Random Masking Finds Winning Tickets for Parameter Efficient Fine-tuning
Jing Xu, Jingzhao Zhang
TL;DR
The paper investigates the limits of parameter-efficient fine-tuning by introducing Random Masking, a baseline that trains only randomly unmasked parameters in a pretrained model. It demonstrates that, with a carefully chosen learning rate, Random Masking can match the performance of standard PEFT methods like LoRA while using far fewer trainable parameters, across NLP and vision tasks. The authors provide empirical evidence of a flatter loss landscape and more distant optimization trajectories under masking, and support these findings with theoretical analysis of an overparameterized linear model showing eigenvalue concentration and enlarged stable learning rates as masking becomes sparser. Overall, the work highlights the surprising expressiveness of pretrained models and suggests that aggressive sparsity in fine-tuning can be both effective and informative for understanding PEFT dynamics and pruning opportunities.
Abstract
Fine-tuning large language models (LLM) can be costly. Parameter-efficient fine-tuning (PEFT) addresses the problems by training a fraction of the parameters, whose success reveals the expressiveness and flexibility of pretrained models.

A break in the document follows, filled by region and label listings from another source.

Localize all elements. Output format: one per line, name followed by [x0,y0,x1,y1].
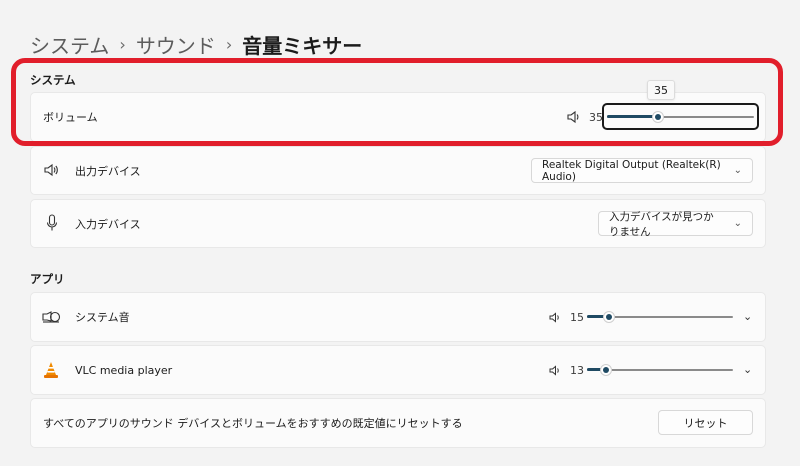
breadcrumb-sound[interactable]: サウンド [136,30,216,59]
volume-value: 35 [589,111,603,124]
vlc-icon [43,361,59,379]
microphone-icon [46,214,58,232]
chevron-down-icon: ⌄ [733,165,742,176]
chevron-down-icon: ⌄ [733,218,742,229]
volume-slider[interactable] [607,109,754,125]
page-title: 音量ミキサー [242,34,363,58]
slider-fill [607,115,658,118]
speaker-icon[interactable] [549,312,561,323]
output-device-label: 出力デバイス [75,164,141,178]
breadcrumb: システム › サウンド › 音量ミキサー [30,30,362,59]
reset-button[interactable]: リセット [658,410,753,435]
app-volume-slider[interactable] [587,362,733,378]
chevron-down-icon[interactable]: ⌄ [743,363,752,376]
app-name: VLC media player [75,363,173,377]
output-device-dropdown[interactable]: Realtek Digital Output (Realtek(R) Audio… [531,158,753,183]
reset-card: すべてのアプリのサウンド デバイスとボリュームをおすすめの既定値にリセットする [30,398,766,448]
input-device-selected: 入力デバイスが見つかりません [609,210,714,238]
speaker-icon[interactable] [549,365,561,376]
chevron-right-icon: › [119,35,126,54]
app-volume-value: 15 [570,311,584,324]
slider-thumb[interactable] [603,311,615,323]
app-name: システム音 [75,311,130,324]
system-sounds-icon [41,310,61,324]
app-volume-value: 13 [570,364,584,377]
volume-label: ボリューム [43,111,98,124]
reset-description: すべてのアプリのサウンド デバイスとボリュームをおすすめの既定値にリセットする [43,417,463,430]
breadcrumb-system[interactable]: システム [30,30,109,59]
speaker-icon [43,163,59,177]
output-device-selected: Realtek Digital Output (Realtek(R) Audio… [542,158,721,183]
input-device-dropdown[interactable]: 入力デバイスが見つかりません ⌄ [598,210,753,238]
section-title-apps: アプリ [30,272,65,286]
chevron-right-icon: › [225,35,233,54]
chevron-down-icon[interactable]: ⌄ [743,310,752,323]
slider-thumb[interactable] [652,111,664,123]
volume-tooltip: 35 [647,80,675,100]
app-volume-slider[interactable] [587,309,733,325]
input-device-label: 入力デバイス [75,217,141,231]
slider-thumb[interactable] [600,364,612,376]
speaker-icon[interactable] [566,110,582,124]
section-title-system: システム [30,73,76,87]
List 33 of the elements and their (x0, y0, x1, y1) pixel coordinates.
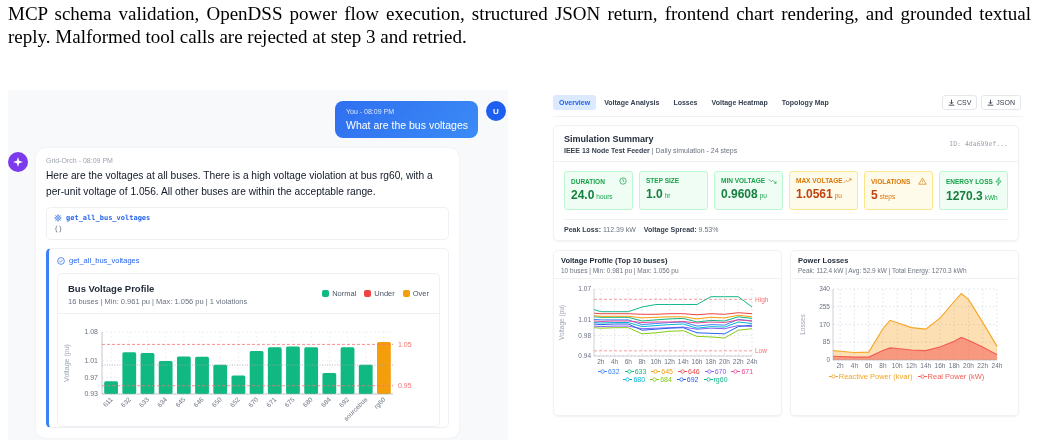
voltage-bar (322, 372, 337, 394)
gear-icon (54, 214, 62, 222)
voltage-bar (176, 356, 191, 394)
voltage-bar (377, 341, 391, 394)
voltage-bar (195, 356, 209, 394)
trending-up-icon (843, 177, 852, 184)
voltage-bar (213, 364, 228, 394)
caption-text: MCP schema validation, OpenDSS power flow execution, structured JSON return, frontend chart rendering, and grounded textual reply. Malformed tool calls are rejected at step 3 and retried. (7, 2, 1032, 48)
voltage-bar (340, 347, 355, 394)
voltage-bar (358, 364, 373, 394)
voltage-bar (286, 346, 300, 394)
user-avatar: U (486, 101, 506, 121)
voltage-bar (249, 351, 264, 394)
lightning-icon (995, 177, 1002, 186)
check-circle-icon (57, 256, 65, 265)
card-title: Simulation Summary (564, 134, 655, 144)
message-text: What are the bus voltages (346, 119, 468, 131)
warning-icon (918, 177, 927, 185)
metric-value: 24.0 (571, 188, 595, 202)
metric-value: 1.0 (646, 187, 663, 201)
metric-value: 0.9608 (721, 187, 758, 201)
metric-value: 1.0561 (796, 187, 833, 201)
download-icon (947, 99, 955, 106)
voltage-bar (304, 347, 319, 394)
clock-icon (619, 177, 627, 185)
download-icon (987, 99, 995, 106)
voltage-bar (158, 360, 173, 394)
chart-title: Bus Voltage Profile (68, 283, 156, 294)
metric-value: 5 (871, 188, 878, 202)
message-text: Here are the voltages at all buses. There is a high voltage violation at bus rg60, with a per-unit voltage of 1.056. All other buses are within the acceptable range. (46, 169, 434, 199)
metric-value: 1270.3 (946, 189, 983, 203)
trending-down-icon (768, 177, 777, 184)
voltage-bar (122, 352, 137, 394)
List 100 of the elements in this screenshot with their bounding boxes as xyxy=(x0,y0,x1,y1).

This paper studies the limit of PEFT, by further simplifying its design and reducing the number of trainable parameters beyond standard setups. To this end, we use Random Masking to fine-tune the pretrained model. Despite its simplicity, we show that Random Masking is surprisingly effective: with a larger-than-expected learning rate, Random Masking can match the performance of standard PEFT algorithms such as LoRA on various tasks, using fewer trainable parameters. We provide both empirical and theoretical explorations into the success of Random Masking. We show that masking induces a flatter loss landscape and more distant solutions, which allows for and necessitates large learning rates.